Harvick was the favorite to win at ISM, where he is a nine-time victor, and started from the pole but an early flat tire made the race more eventful than he expected. He found himself racing against SHR teammates Almirola and Kurt Busch for the final championship-eligible spot, but Busch was wrecked late and Almirola had to win to snatch the berth away from Harvick.

"We kept ourselves in position all day, and there at the end, it was just like everybody wrecking and all over the place," Harvick said. "We just needed to stay out of trouble and try to find a safe spot there."

Brad Keselowski and Kyle Larson, both already eliminated from the playoffs, finished second and third in the race. Almirola was fourth and Harvick fifth.

Harvick was at ISM without his regular crew chief or his regular car chief - and will be without them next weekend, too - as part of the penalties for the illegal spoiler. Yet he was fastest in practice, started on the pole and led the first 72 laps before his tire went flat.

That put Harvick in 30th and one lap down, and he had to work his way to the front the rest of the race. He was aided by a flurry of mistakes by the other championship contenders. Clint Bowyer had a flat tire that caused him to wreck, Kurt Busch was wrecked and that accident collected Chase Elliott, who earlier had been penalized for speeding on pit road. Kurt Busch also had been penalized early in the race for passing the pace car.

The intensity of the race picked up with a flurry of late cautions that began when Ricky Stenhouse Jr. wrecked with 48 laps remaining. SHR drivers used split strategy on the ensuing pit stop as Kurt Busch stayed on the track to move into second and Harvick pitted for new tires to restart sixth. NASCAR then stopped the race for the extensive cleanup needed for Stenhouse's crash, and the cars parked on the track for close to 11 minutes.

But Kurt Busch never got to find out if his strategy was the right one, because he was promptly wrecked on the restart. Denny Hamlin, trying to extend his streak of winning at least once in every season, aggressively tried to dart to the front and while doing so shoved Busch's car into the wall.

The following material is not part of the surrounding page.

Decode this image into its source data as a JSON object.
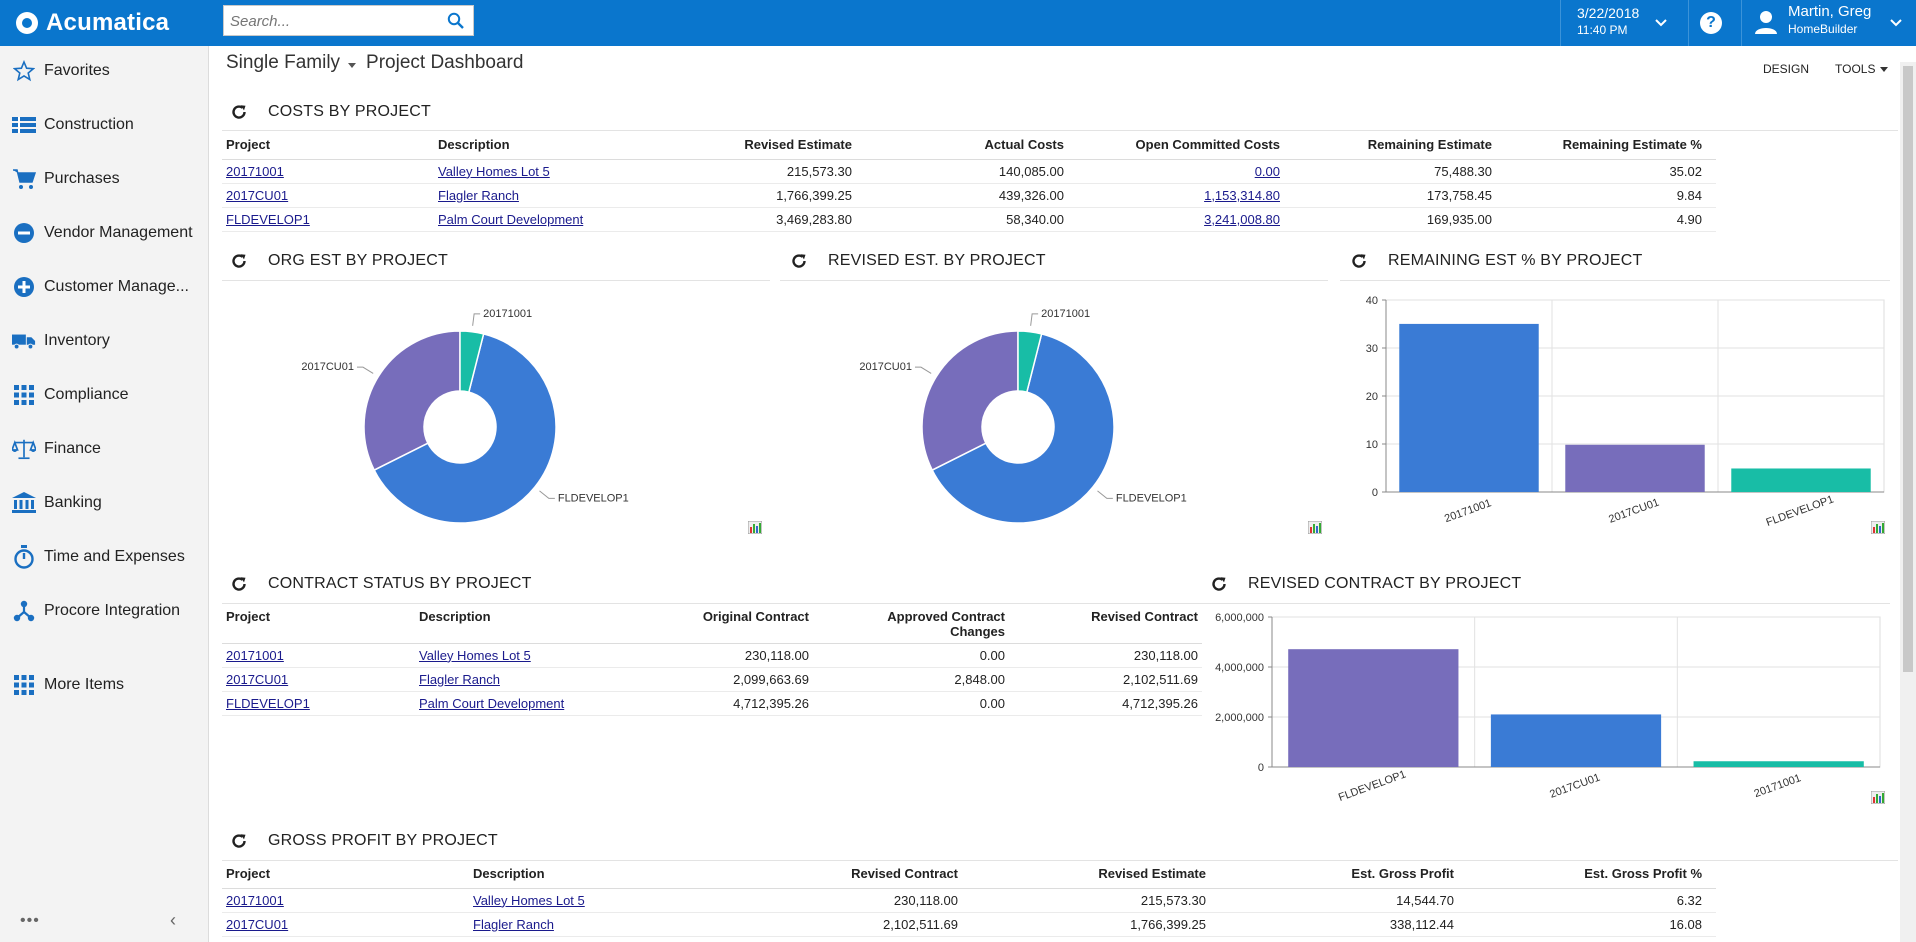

As Busch's car ricocheted back into traffic, he tagged Elliott to end the young driver's bid to race his way into the finale.

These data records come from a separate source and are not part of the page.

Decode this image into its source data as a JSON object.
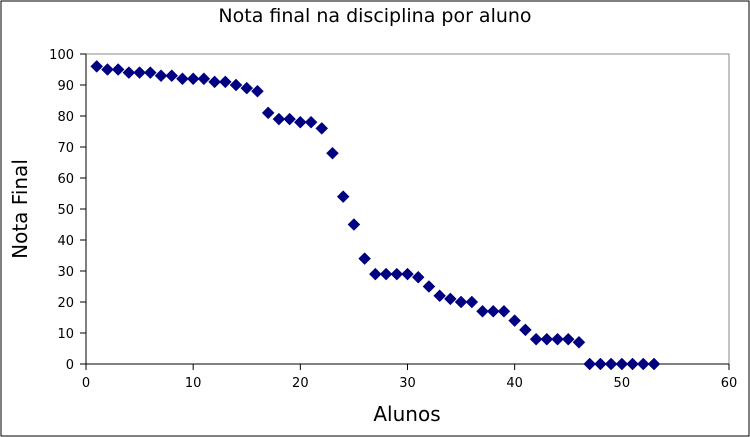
{
  "chart_data": {
    "type": "scatter",
    "title": "Nota final na disciplina por aluno",
    "xlabel": "Alunos",
    "ylabel": "Nota Final",
    "xlim": [
      0,
      60
    ],
    "ylim": [
      0,
      100
    ],
    "xticks": [
      0,
      10,
      20,
      30,
      40,
      50,
      60
    ],
    "yticks": [
      0,
      10,
      20,
      30,
      40,
      50,
      60,
      70,
      80,
      90,
      100
    ],
    "grid": false,
    "legend": "none",
    "marker": "diamond",
    "marker_color": "#000080",
    "series": [
      {
        "x": [
          1,
          2,
          3,
          4,
          5,
          6,
          7,
          8,
          9,
          10,
          11,
          12,
          13,
          14,
          15,
          16,
          17,
          18,
          19,
          20,
          21,
          22,
          23,
          24,
          25,
          26,
          27,
          28,
          29,
          30,
          31,
          32,
          33,
          34,
          35,
          36,
          37,
          38,
          39,
          40,
          41,
          42,
          43,
          44,
          45,
          46,
          47,
          48,
          49,
          50,
          51,
          52,
          53
        ],
        "y": [
          96,
          95,
          95,
          94,
          94,
          94,
          93,
          93,
          92,
          92,
          92,
          91,
          91,
          90,
          89,
          88,
          81,
          79,
          79,
          78,
          78,
          76,
          68,
          54,
          45,
          34,
          29,
          29,
          29,
          29,
          28,
          25,
          22,
          21,
          20,
          20,
          17,
          17,
          17,
          14,
          11,
          8,
          8,
          8,
          8,
          7,
          0,
          0,
          0,
          0,
          0,
          0,
          0
        ]
      }
    ]
  }
}
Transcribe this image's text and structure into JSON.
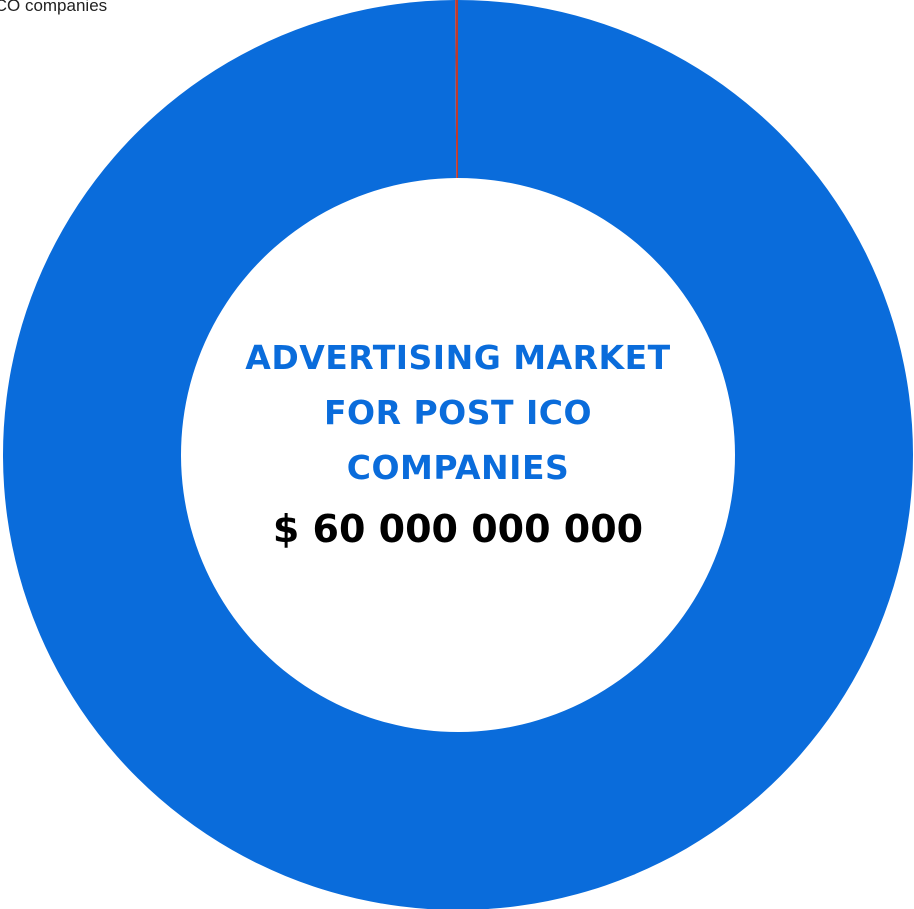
{
  "chart_data": {
    "type": "pie",
    "categories": [
      "Advertising market for post ICO companies",
      ""
    ],
    "values": [
      99.9,
      0.1
    ],
    "colors": [
      "#0a6cdb",
      "#c0392b"
    ],
    "corner_label": "ICO companies",
    "center_title": "ADVERTISING MARKET FOR POST ICO COMPANIES",
    "center_amount": "$ 60 000 000 000",
    "legend": "none"
  }
}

"Denny came out of nowhere and cleaned us out," Busch said.

Alex Bowman then spun, NASCAR again stopped the race for a cleanup, and Almirola used the sequence to make his play for the victory. He was third, behind teammate Harvick, on the restart.

Almirola dove to the bottom of the track to slip past Harvick and move into second. Another caution with 17 laps remaining put Almirola on the front row alongside Kyle Busch for the restart with 12 to go. But Almirola didn't have much for Busch, who pulled away.

With Almirola out of contention for the victory, Harvick was finally in the clear.